Johnson & Johnson Earnings: Solid Growth to Start the Year, but We Expect That to Slow by Midyear
We still view the stock as undervalued, with the market not fully appreciating J&J’s innovative products.
Key Morningstar Metrics for Johnson & Johnson
- Fair Value Estimate: $164.00
- Morningstar Rating: 4 stars
- Morningstar Economic Moat Rating: Wide
- Morningstar Uncertainty Rating: Low
What We Thought of Johnson & Johnson’s Earnings
We are holding our fair value estimate of $164 per share steady for Johnson & Johnson JNJ following first-quarter results that largely matched our expectations. Management slightly increased full-year 2024 sales and earnings guidance, but that was not meaningful enough to affect our fair value estimate. We still view the stock as undervalued, with the market not fully appreciating J&J’s innovative products, which should propel long-term growth and reinforce the firm’s wide moat.
In the drug unit, sales grew 8% operationally (excluding covid-19 product sales), led by new-product growth. However, we expect a slight slowing as European biosimilars launch against J&J’s immunology drug Stelara in the middle of the year. At just over 10% of total sales, the loss of Stelara exclusivity will drag on growth. However, new-product sales are ramping well and should support the drug unit’s growth over the next two years.
We are particularly encouraged by the firm’s multiple myeloma, or MM, franchise. The entrenched market leadership from Darzalex continues to post steady gains, which we expect to continue based on expanding indications and lengthening patient duration of therapy. Management has singled out the next-generation MM drugs Carvykti, Tecvayli, and Talvey as potentially bringing in over $5 billion annually. This is above our projections but would provide further upside to our fair value estimate if achieved.

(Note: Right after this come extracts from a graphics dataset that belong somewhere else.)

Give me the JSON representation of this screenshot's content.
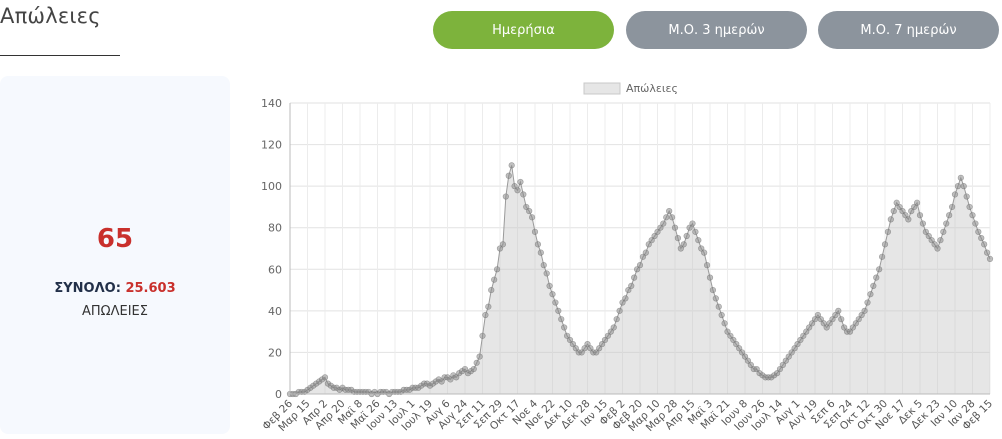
{
  "header": {
    "title": "Απώλειες"
  },
  "tabs": [
    {
      "label": "Ημερήσια",
      "active": true
    },
    {
      "label": "Μ.Ο. 3 ημερών",
      "active": false
    },
    {
      "label": "Μ.Ο. 7 ημερών",
      "active": false
    }
  ],
  "colors": {
    "active_tab": "#7db33c",
    "inactive_tab": "#8c949d",
    "value_red": "#c9302c",
    "label_navy": "#223049",
    "card_bg": "#f6f9fe"
  },
  "summary": {
    "value": "65",
    "total_label": "ΣΥΝΟΛΟ:",
    "total_value": "25.603",
    "unit": "ΑΠΩΛΕΙΕΣ"
  },
  "chart_data": {
    "type": "area",
    "legend": {
      "label": "Απώλειες",
      "position": "top"
    },
    "yticks": [
      "0",
      "20",
      "40",
      "60",
      "80",
      "100",
      "120",
      "140"
    ],
    "ylim": [
      0,
      140
    ],
    "grid": true,
    "xlabels": [
      "Φεβ 26",
      "Μαρ 15",
      "Απρ 2",
      "Απρ 20",
      "Μαϊ 8",
      "Μαϊ 26",
      "Ιουν 13",
      "Ιουλ 1",
      "Ιουλ 19",
      "Αυγ 6",
      "Αυγ 24",
      "Σεπ 11",
      "Σεπ 29",
      "Οκτ 17",
      "Νοε 4",
      "Νοε 22",
      "Δεκ 10",
      "Δεκ 28",
      "Ιαν 15",
      "Φεβ 2",
      "Φεβ 20",
      "Μαρ 10",
      "Μαρ 28",
      "Απρ 15",
      "Μαϊ 3",
      "Μαϊ 21",
      "Ιουν 8",
      "Ιουν 26",
      "Ιουλ 14",
      "Αυγ 1",
      "Αυγ 19",
      "Σεπ 6",
      "Σεπ 24",
      "Οκτ 12",
      "Οκτ 30",
      "Νοε 17",
      "Δεκ 5",
      "Δεκ 23",
      "Ιαν 10",
      "Ιαν 28",
      "Φεβ 15"
    ],
    "values": [
      0,
      0,
      0,
      1,
      1,
      1,
      2,
      3,
      4,
      5,
      6,
      7,
      8,
      5,
      4,
      3,
      3,
      2,
      3,
      2,
      2,
      2,
      1,
      1,
      1,
      1,
      1,
      1,
      0,
      1,
      0,
      1,
      1,
      1,
      0,
      1,
      1,
      1,
      1,
      2,
      2,
      2,
      3,
      3,
      3,
      4,
      5,
      5,
      4,
      5,
      6,
      7,
      6,
      8,
      8,
      7,
      9,
      8,
      10,
      11,
      12,
      10,
      11,
      12,
      15,
      18,
      28,
      38,
      42,
      50,
      55,
      60,
      70,
      72,
      95,
      105,
      110,
      100,
      98,
      102,
      96,
      90,
      88,
      85,
      78,
      72,
      68,
      62,
      58,
      52,
      48,
      44,
      40,
      36,
      32,
      28,
      26,
      24,
      22,
      20,
      20,
      22,
      24,
      22,
      20,
      20,
      22,
      24,
      26,
      28,
      30,
      32,
      36,
      40,
      44,
      46,
      50,
      52,
      56,
      60,
      62,
      66,
      68,
      72,
      74,
      76,
      78,
      80,
      82,
      85,
      88,
      85,
      80,
      75,
      70,
      72,
      76,
      80,
      82,
      78,
      74,
      70,
      68,
      62,
      56,
      50,
      46,
      42,
      38,
      34,
      30,
      28,
      26,
      24,
      22,
      20,
      18,
      16,
      14,
      12,
      12,
      10,
      9,
      8,
      8,
      8,
      9,
      10,
      12,
      14,
      16,
      18,
      20,
      22,
      24,
      26,
      28,
      30,
      32,
      34,
      36,
      38,
      36,
      34,
      32,
      34,
      36,
      38,
      40,
      36,
      32,
      30,
      30,
      32,
      34,
      36,
      38,
      40,
      44,
      48,
      52,
      56,
      60,
      66,
      72,
      78,
      84,
      88,
      92,
      90,
      88,
      86,
      84,
      88,
      90,
      92,
      86,
      82,
      78,
      76,
      74,
      72,
      70,
      74,
      78,
      82,
      86,
      90,
      96,
      100,
      104,
      100,
      95,
      90,
      86,
      82,
      78,
      75,
      72,
      68,
      65
    ]
  }
}
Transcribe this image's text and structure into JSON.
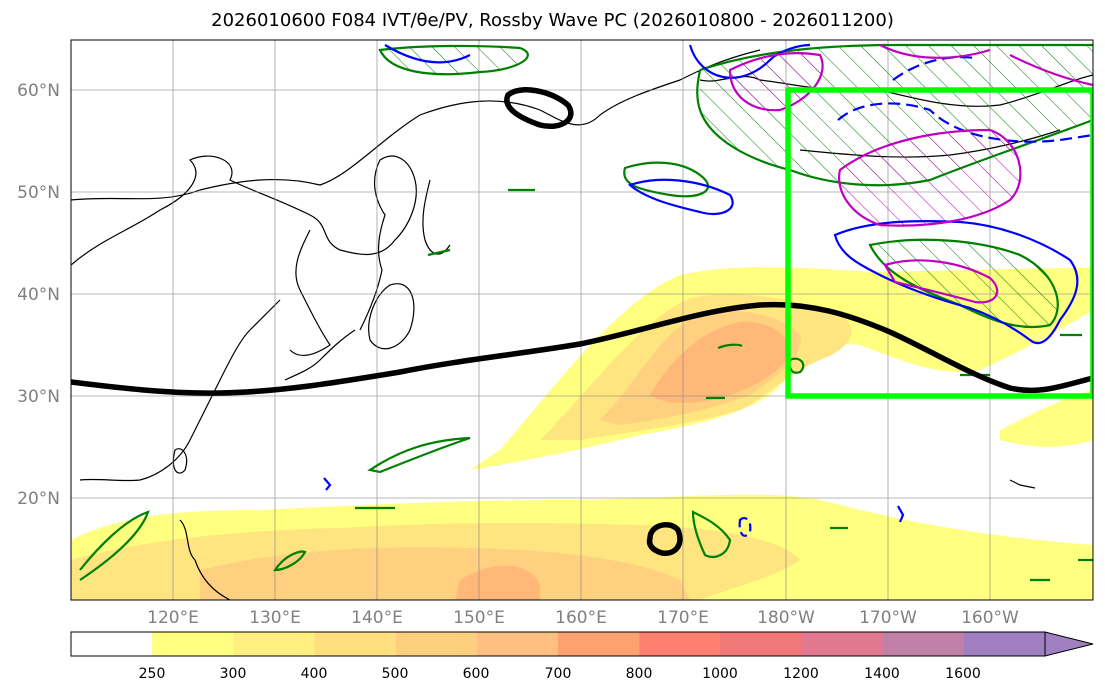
{
  "title": "2026010600 F084 IVT/θe/PV, Rossby Wave PC (2026010800 - 2026011200)",
  "map": {
    "lat_labels": [
      "60°N",
      "50°N",
      "40°N",
      "30°N",
      "20°N"
    ],
    "lon_labels": [
      "120°E",
      "130°E",
      "140°E",
      "150°E",
      "160°E",
      "170°E",
      "180°W",
      "170°W",
      "160°W"
    ],
    "extent": {
      "lon_min": 110,
      "lon_max": 210,
      "lat_min": 10,
      "lat_max": 65
    },
    "highlight_box": {
      "lon_min": 180,
      "lon_max": 210,
      "lat_min": 30,
      "lat_max": 60,
      "color": "#00ff00"
    },
    "contour_colors": {
      "pc_line": "#000000",
      "theta_e": "#008000",
      "pv_blue": "#0000ff",
      "pv_magenta": "#c000c0"
    }
  },
  "colorbar": {
    "levels": [
      "250",
      "300",
      "400",
      "500",
      "600",
      "700",
      "800",
      "1000",
      "1200",
      "1400",
      "1600"
    ],
    "colors": [
      "#ffffff",
      "#ffff80",
      "#ffef80",
      "#ffdf80",
      "#ffcf80",
      "#ffbf80",
      "#ffa070",
      "#ff8070",
      "#f07878",
      "#e07890",
      "#c080a8",
      "#a080c0"
    ]
  }
}
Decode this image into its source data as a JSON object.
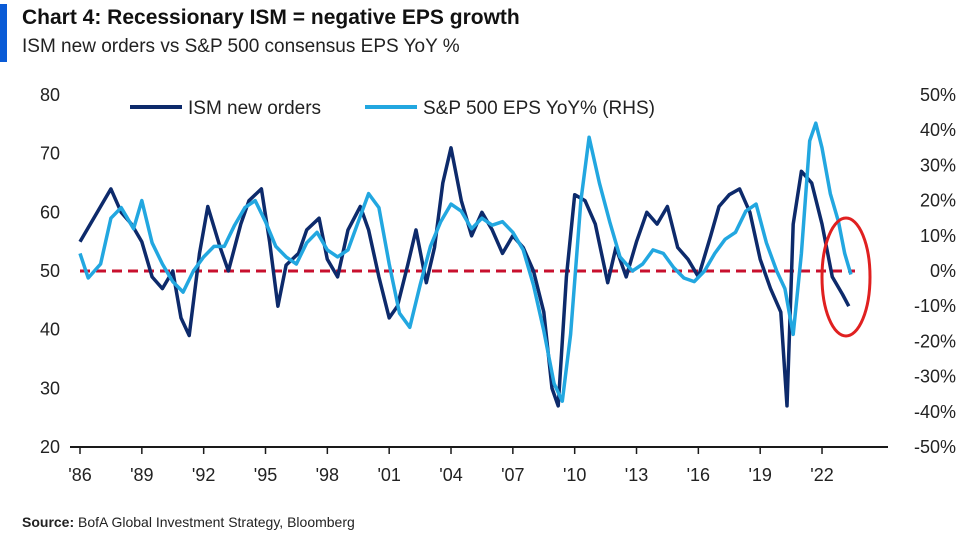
{
  "header": {
    "title": "Chart 4: Recessionary ISM = negative EPS growth",
    "subtitle": "ISM new orders vs S&P 500 consensus EPS YoY %"
  },
  "source": {
    "label": "Source:",
    "text": "BofA Global Investment Strategy, Bloomberg"
  },
  "colors": {
    "accent": "#0a5bd6",
    "ism": "#0d2a6b",
    "eps": "#22a7e0",
    "threshold": "#c8102e",
    "circle": "#e02020",
    "axis": "#1a1a1a"
  },
  "chart_data": {
    "type": "line",
    "x_ticks": [
      "'86",
      "'89",
      "'92",
      "'95",
      "'98",
      "'01",
      "'04",
      "'07",
      "'10",
      "'13",
      "'16",
      "'19",
      "'22"
    ],
    "x_tick_years": [
      1986,
      1989,
      1992,
      1995,
      1998,
      2001,
      2004,
      2007,
      2010,
      2013,
      2016,
      2019,
      2022
    ],
    "xlim": [
      1986,
      2023.6
    ],
    "left_axis": {
      "ticks": [
        "80",
        "70",
        "60",
        "50",
        "40",
        "30",
        "20"
      ],
      "ylim": [
        20,
        80
      ]
    },
    "right_axis": {
      "ticks": [
        "50%",
        "40%",
        "30%",
        "20%",
        "10%",
        "0%",
        "-10%",
        "-20%",
        "-30%",
        "-40%",
        "-50%"
      ],
      "ylim": [
        -50,
        50
      ]
    },
    "reference_line": {
      "axis": "left",
      "value": 50,
      "style": "dashed"
    },
    "annotation": {
      "type": "ellipse",
      "around": "2022-2023 lows"
    },
    "series": [
      {
        "name": "ISM new orders",
        "axis": "left",
        "x": [
          1986.0,
          1986.5,
          1987.0,
          1987.5,
          1988.0,
          1988.5,
          1989.0,
          1989.5,
          1990.0,
          1990.5,
          1990.9,
          1991.3,
          1991.8,
          1992.2,
          1992.8,
          1993.2,
          1993.8,
          1994.2,
          1994.8,
          1995.2,
          1995.6,
          1996.0,
          1996.6,
          1997.0,
          1997.6,
          1998.0,
          1998.5,
          1999.0,
          1999.6,
          2000.0,
          2000.5,
          2001.0,
          2001.4,
          2001.9,
          2002.3,
          2002.8,
          2003.2,
          2003.6,
          2004.0,
          2004.5,
          2005.0,
          2005.5,
          2006.0,
          2006.5,
          2007.0,
          2007.5,
          2008.0,
          2008.5,
          2008.9,
          2009.2,
          2009.6,
          2010.0,
          2010.5,
          2011.0,
          2011.6,
          2012.0,
          2012.5,
          2013.0,
          2013.5,
          2014.0,
          2014.5,
          2015.0,
          2015.5,
          2016.0,
          2016.6,
          2017.0,
          2017.5,
          2018.0,
          2018.5,
          2019.0,
          2019.5,
          2020.0,
          2020.3,
          2020.6,
          2021.0,
          2021.5,
          2022.0,
          2022.5,
          2023.0,
          2023.3
        ],
        "y": [
          55,
          58,
          61,
          64,
          60,
          58,
          55,
          49,
          47,
          50,
          42,
          39,
          53,
          61,
          54,
          50,
          58,
          62,
          64,
          55,
          44,
          51,
          53,
          57,
          59,
          52,
          49,
          57,
          61,
          57,
          49,
          42,
          44,
          51,
          57,
          48,
          54,
          65,
          71,
          62,
          56,
          60,
          57,
          53,
          56,
          54,
          50,
          43,
          30,
          27,
          49,
          63,
          62,
          58,
          48,
          54,
          49,
          55,
          60,
          58,
          61,
          54,
          52,
          49,
          56,
          61,
          63,
          64,
          60,
          52,
          47,
          43,
          27,
          58,
          67,
          65,
          58,
          49,
          46,
          44
        ]
      },
      {
        "name": "S&P 500 EPS YoY% (RHS)",
        "axis": "right",
        "x": [
          1986.0,
          1986.4,
          1987.0,
          1987.5,
          1988.0,
          1988.6,
          1989.0,
          1989.5,
          1990.0,
          1990.5,
          1991.0,
          1991.5,
          1992.0,
          1992.5,
          1993.0,
          1993.5,
          1994.0,
          1994.5,
          1995.0,
          1995.5,
          1996.0,
          1996.5,
          1997.0,
          1997.5,
          1998.0,
          1998.5,
          1999.0,
          1999.5,
          2000.0,
          2000.5,
          2001.0,
          2001.5,
          2002.0,
          2002.5,
          2003.0,
          2003.5,
          2004.0,
          2004.5,
          2005.0,
          2005.5,
          2006.0,
          2006.5,
          2007.0,
          2007.5,
          2008.0,
          2008.5,
          2009.0,
          2009.4,
          2009.8,
          2010.3,
          2010.7,
          2011.2,
          2011.7,
          2012.2,
          2012.8,
          2013.3,
          2013.8,
          2014.3,
          2014.8,
          2015.3,
          2015.8,
          2016.3,
          2016.8,
          2017.3,
          2017.8,
          2018.3,
          2018.8,
          2019.3,
          2019.8,
          2020.2,
          2020.6,
          2021.0,
          2021.4,
          2021.7,
          2022.0,
          2022.4,
          2022.8,
          2023.1,
          2023.4
        ],
        "y": [
          5,
          -2,
          2,
          15,
          18,
          12,
          20,
          8,
          2,
          -3,
          -6,
          0,
          4,
          7,
          7,
          13,
          18,
          20,
          14,
          7,
          4,
          2,
          8,
          11,
          6,
          4,
          6,
          14,
          22,
          18,
          2,
          -12,
          -16,
          -4,
          7,
          14,
          19,
          17,
          12,
          15,
          13,
          14,
          11,
          6,
          -4,
          -17,
          -32,
          -37,
          -18,
          20,
          38,
          25,
          14,
          4,
          0,
          2,
          6,
          5,
          1,
          -2,
          -3,
          0,
          5,
          9,
          11,
          17,
          19,
          8,
          0,
          -5,
          -18,
          5,
          37,
          42,
          35,
          22,
          14,
          5,
          -1
        ]
      }
    ]
  }
}
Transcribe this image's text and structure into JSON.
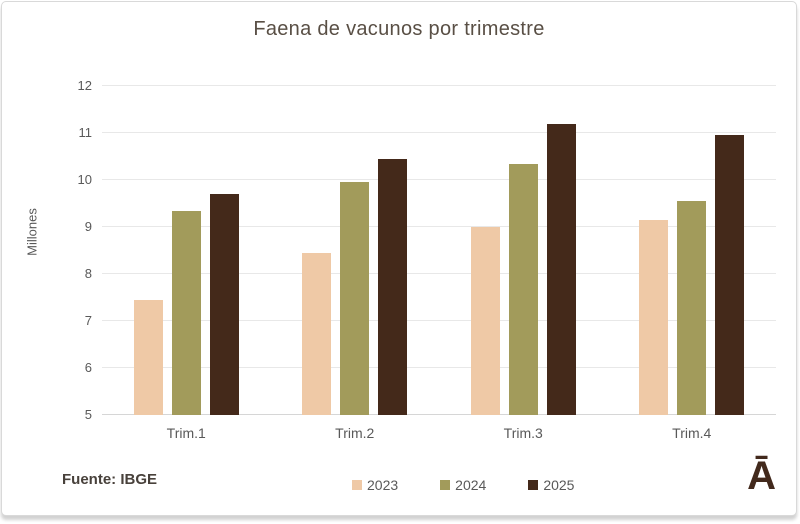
{
  "source": "Fuente: IBGE",
  "logo_glyph": "Ā",
  "chart_data": {
    "type": "bar",
    "title": "Faena de vacunos por trimestre",
    "categories": [
      "Trim.1",
      "Trim.2",
      "Trim.3",
      "Trim.4"
    ],
    "series": [
      {
        "name": "2023",
        "color": "#EFC9A6",
        "values": [
          7.45,
          8.45,
          9.0,
          9.15
        ]
      },
      {
        "name": "2024",
        "color": "#A29B5B",
        "values": [
          9.35,
          9.95,
          10.35,
          9.55
        ]
      },
      {
        "name": "2025",
        "color": "#44291A",
        "values": [
          9.7,
          10.45,
          11.2,
          10.95
        ]
      }
    ],
    "xlabel": "",
    "ylabel": "Millones",
    "ylim": [
      5,
      12
    ],
    "yticks": [
      5,
      6,
      7,
      8,
      9,
      10,
      11,
      12
    ],
    "grid": true,
    "legend_position": "bottom"
  },
  "colors": {
    "title_text": "#594F45",
    "axis_text": "#595959",
    "gridline": "#E8E8E8",
    "baseline": "#D6D6D6",
    "card_border": "#D9D9D9",
    "logo": "#42291C"
  }
}
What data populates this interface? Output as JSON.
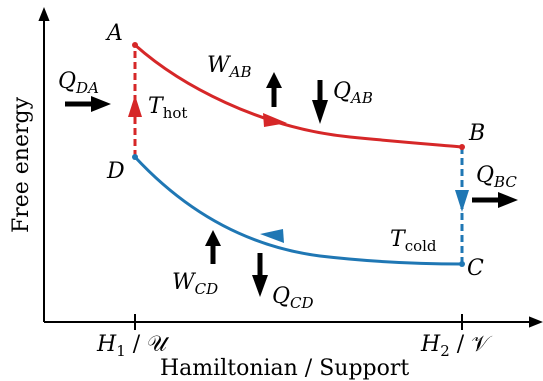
{
  "axes": {
    "y_label": "Free energy",
    "x_label": "Hamiltonian / Support",
    "ticks": [
      {
        "main": "H",
        "sub": "1",
        "suffix": " / 𝒰"
      },
      {
        "main": "H",
        "sub": "2",
        "suffix": " / 𝒱"
      }
    ]
  },
  "points": [
    {
      "name": "A"
    },
    {
      "name": "B"
    },
    {
      "name": "C"
    },
    {
      "name": "D"
    }
  ],
  "labels": {
    "W_AB": {
      "main": "W",
      "sub": "AB"
    },
    "Q_AB": {
      "main": "Q",
      "sub": "AB"
    },
    "Q_DA": {
      "main": "Q",
      "sub": "DA"
    },
    "Q_BC": {
      "main": "Q",
      "sub": "BC"
    },
    "W_CD": {
      "main": "W",
      "sub": "CD"
    },
    "Q_CD": {
      "main": "Q",
      "sub": "CD"
    },
    "T_hot": {
      "main": "T",
      "sub": "hot"
    },
    "T_cold": {
      "main": "T",
      "sub": "cold"
    }
  },
  "colors": {
    "hot": "#d62728",
    "cold": "#1f77b4",
    "axis": "#000000"
  }
}
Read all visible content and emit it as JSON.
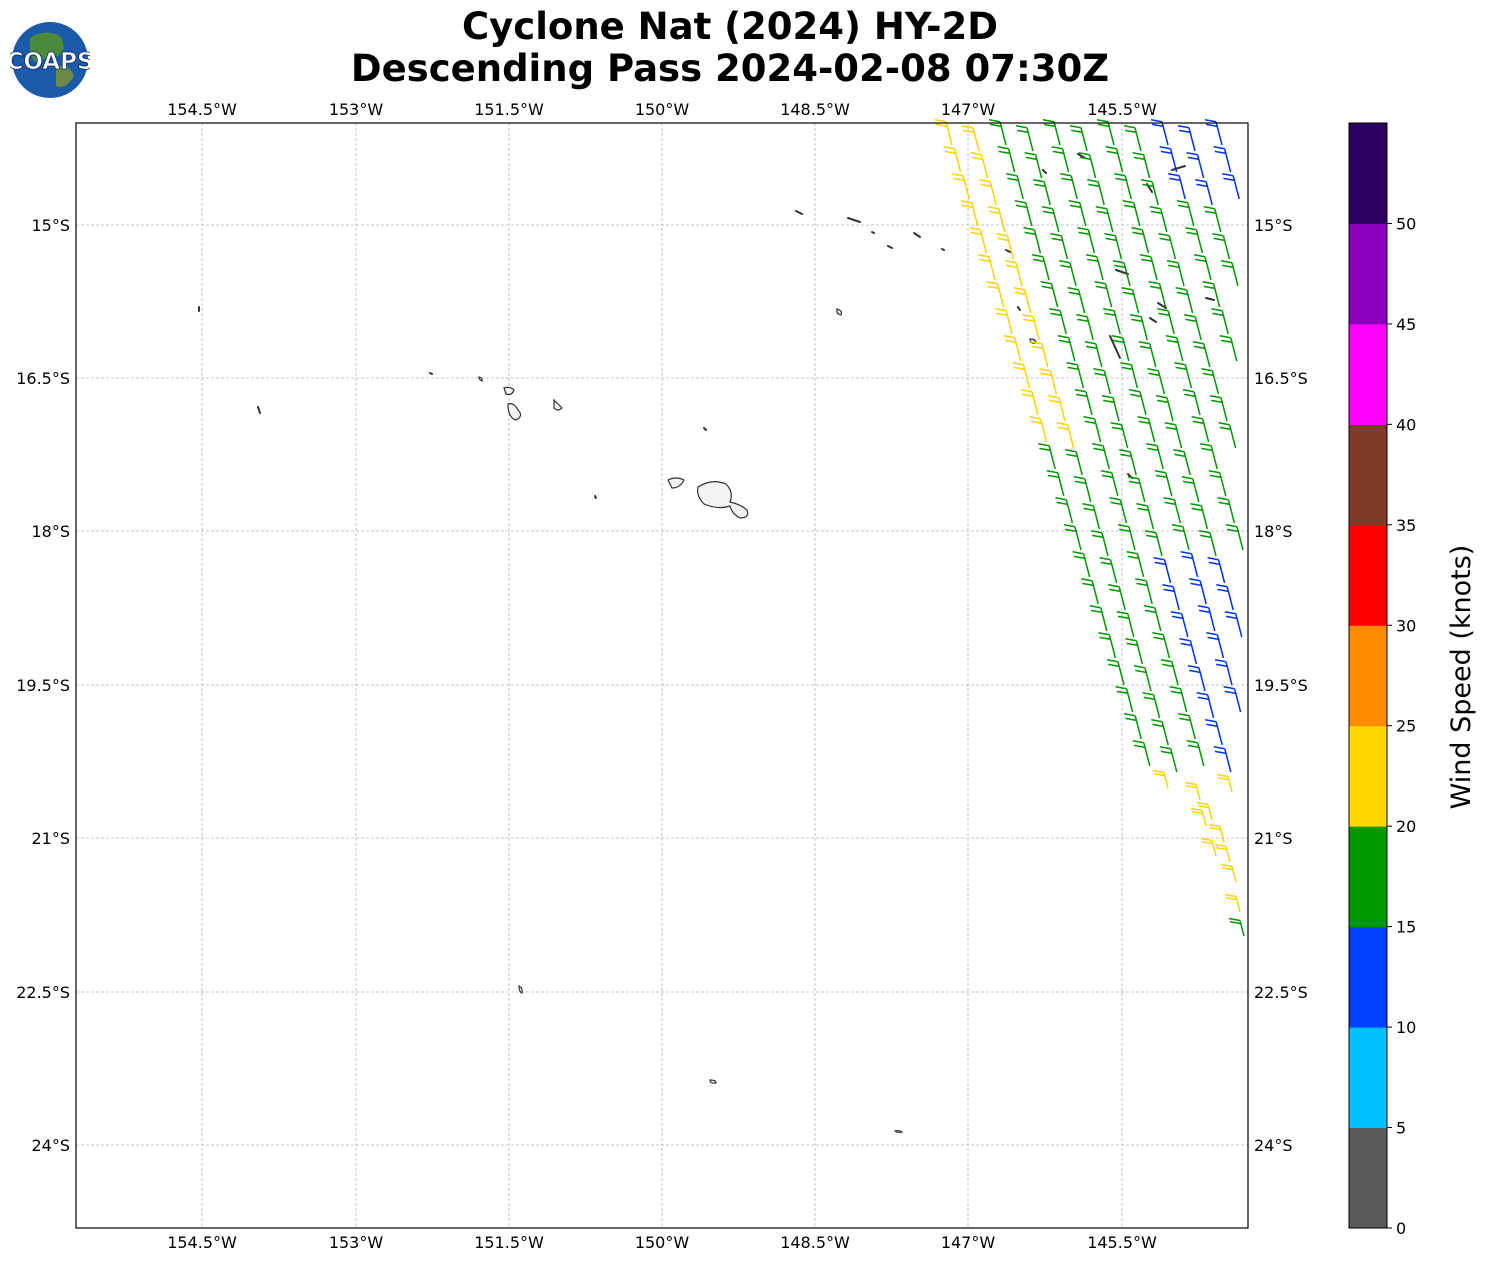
{
  "title": {
    "line1": "Cyclone Nat (2024) HY-2D",
    "line2": "Descending Pass 2024-02-08 07:30Z"
  },
  "logo": {
    "text": "COAPS",
    "icon": "globe-icon"
  },
  "map": {
    "lon_ticks": [
      "154.5°W",
      "153°W",
      "151.5°W",
      "150°W",
      "148.5°W",
      "147°W",
      "145.5°W"
    ],
    "lat_ticks": [
      "15°S",
      "16.5°S",
      "18°S",
      "19.5°S",
      "21°S",
      "22.5°S",
      "24°S"
    ],
    "grid": true
  },
  "colorbar": {
    "label": "Wind Speed (knots)",
    "ticks": [
      "0",
      "5",
      "10",
      "15",
      "20",
      "25",
      "30",
      "35",
      "40",
      "45",
      "50"
    ],
    "colors": [
      "#5a5a5a",
      "#00bfff",
      "#0040ff",
      "#009900",
      "#ffd700",
      "#ff8c00",
      "#ff0000",
      "#7f3b28",
      "#ff00ff",
      "#8b00bf",
      "#2b005f"
    ]
  },
  "barb_colors": {
    "yellow": "#ffd200",
    "green": "#009900",
    "blue": "#0033ee"
  }
}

On the device side, sales grew 6% operationally, a rate we expect will continue over the next several years based on strong entrenchment in cardiovascular, partly weighed down by other segments. In the quarter, there was a net neutral impact from several one-time issues, including new revenue recognition positively affecting orthopedic sales by close to 300 basis points, which was offset partly by fewer selling days in the quarter and supply constraints in the eyecare unit. We expect these dynamics to normalize by the end of the year.